Outras empresas, como a EXIM e a US International Development Finance Corp. também disseram estar interessadas em oferecer bilhões de dólares para apoiar a implantação do projeto de energia nuclear. O potencial da nova usina seria o suficiente para ser a principal peça na independência energética da Europa.
Para a África, os Estados Unidos investirão na criação de uma malha ferroviária que ligaria a República Democrática do Congo e a Zâmbia aos mercados globais via Angola. O investimento entra como complemento de outros projetos e promessas de consórcios americanos e europeus.
Esse novo corredor entre as três nações africanas que pode conectar a infraestrutura do porto do Lobito, em Angola, no Atlântico, ao litoral da Tanzânia, no Oceano Índico, seria um feito que não apenas criaria uma rota logística atravessando a África meridional de leste a oeste, mas conectaria zonas de mineração de cobalto e lítio na região.
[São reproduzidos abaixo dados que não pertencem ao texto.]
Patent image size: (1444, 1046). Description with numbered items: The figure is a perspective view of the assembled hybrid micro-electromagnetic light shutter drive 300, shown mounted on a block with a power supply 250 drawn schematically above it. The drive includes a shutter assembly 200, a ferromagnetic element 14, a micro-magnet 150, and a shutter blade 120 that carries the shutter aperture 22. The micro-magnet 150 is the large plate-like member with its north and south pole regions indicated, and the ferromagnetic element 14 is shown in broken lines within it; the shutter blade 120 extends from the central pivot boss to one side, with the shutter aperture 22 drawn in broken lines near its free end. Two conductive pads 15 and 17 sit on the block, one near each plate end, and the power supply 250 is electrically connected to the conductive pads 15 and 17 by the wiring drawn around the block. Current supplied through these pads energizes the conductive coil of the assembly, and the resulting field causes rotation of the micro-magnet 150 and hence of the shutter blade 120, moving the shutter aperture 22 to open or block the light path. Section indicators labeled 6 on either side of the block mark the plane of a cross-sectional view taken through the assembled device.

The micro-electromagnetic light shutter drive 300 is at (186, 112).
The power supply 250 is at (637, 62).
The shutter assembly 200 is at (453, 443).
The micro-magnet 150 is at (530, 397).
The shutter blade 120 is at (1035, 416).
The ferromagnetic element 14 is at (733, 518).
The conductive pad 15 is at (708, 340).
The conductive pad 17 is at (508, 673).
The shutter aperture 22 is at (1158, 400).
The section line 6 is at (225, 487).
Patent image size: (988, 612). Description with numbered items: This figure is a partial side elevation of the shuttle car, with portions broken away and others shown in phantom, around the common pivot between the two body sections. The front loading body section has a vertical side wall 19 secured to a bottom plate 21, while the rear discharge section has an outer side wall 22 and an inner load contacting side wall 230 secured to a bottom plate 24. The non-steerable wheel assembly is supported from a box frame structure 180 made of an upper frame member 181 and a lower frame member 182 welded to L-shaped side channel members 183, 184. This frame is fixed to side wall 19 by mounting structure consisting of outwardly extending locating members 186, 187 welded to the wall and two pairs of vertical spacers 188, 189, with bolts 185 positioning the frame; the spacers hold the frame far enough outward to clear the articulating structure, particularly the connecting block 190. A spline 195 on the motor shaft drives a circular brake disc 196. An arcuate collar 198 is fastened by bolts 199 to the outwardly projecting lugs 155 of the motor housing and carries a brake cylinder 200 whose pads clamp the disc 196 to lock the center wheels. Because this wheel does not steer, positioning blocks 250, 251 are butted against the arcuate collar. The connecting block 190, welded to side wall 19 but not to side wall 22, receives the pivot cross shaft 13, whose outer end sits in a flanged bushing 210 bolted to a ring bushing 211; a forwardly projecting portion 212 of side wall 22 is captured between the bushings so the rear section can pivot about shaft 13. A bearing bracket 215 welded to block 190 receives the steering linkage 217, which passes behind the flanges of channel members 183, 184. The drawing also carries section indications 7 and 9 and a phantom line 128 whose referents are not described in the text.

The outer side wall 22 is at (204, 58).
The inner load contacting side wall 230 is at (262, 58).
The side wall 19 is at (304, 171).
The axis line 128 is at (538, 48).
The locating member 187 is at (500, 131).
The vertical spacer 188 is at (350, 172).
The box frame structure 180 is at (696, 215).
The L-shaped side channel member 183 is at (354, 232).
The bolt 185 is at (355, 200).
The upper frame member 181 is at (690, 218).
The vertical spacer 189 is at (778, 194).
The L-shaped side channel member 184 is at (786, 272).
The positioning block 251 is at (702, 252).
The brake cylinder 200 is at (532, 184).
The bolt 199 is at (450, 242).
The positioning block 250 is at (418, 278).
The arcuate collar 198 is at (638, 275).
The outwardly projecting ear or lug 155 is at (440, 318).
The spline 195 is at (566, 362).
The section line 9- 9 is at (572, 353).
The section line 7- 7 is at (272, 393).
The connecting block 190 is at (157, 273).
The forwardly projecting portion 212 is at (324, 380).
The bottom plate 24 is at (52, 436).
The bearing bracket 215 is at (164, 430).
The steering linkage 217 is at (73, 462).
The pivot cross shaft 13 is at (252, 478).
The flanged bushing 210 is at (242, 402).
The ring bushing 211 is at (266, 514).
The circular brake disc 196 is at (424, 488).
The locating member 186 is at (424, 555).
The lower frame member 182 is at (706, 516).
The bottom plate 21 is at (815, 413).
A implementação do corredor do porto do Lobito resolve dois grandes problemas para o Ocidente: primeiramente, garante o aumento da reserva comercial de cobalto e lítio, dois metais essenciais na indústria química e de tecnologia. Simultaneamente, barra o avanço da China na região, que já investe bilhões em desenvolvimento portuário na África e já detém o controle de outros corredores importantes, como a entrada para o Mar Vermelho através do porto de Djibuti – o único acesso ao canal de Suez pelo Índico.
Para garantir o desenvolvimento dos investimentos em logística na África, os EUA anunciaram que também pretendem injetar US$ 1,6 bilhão em financiamento para energia e desenvolvimento de infraestrutura digital em Angola, Tanzânia e Serra Leoa, o que reforça o novo empenho americano em blindar a região da dependência dos investimentos chineses em tecnologia e comunicação, e russos em energia e gás.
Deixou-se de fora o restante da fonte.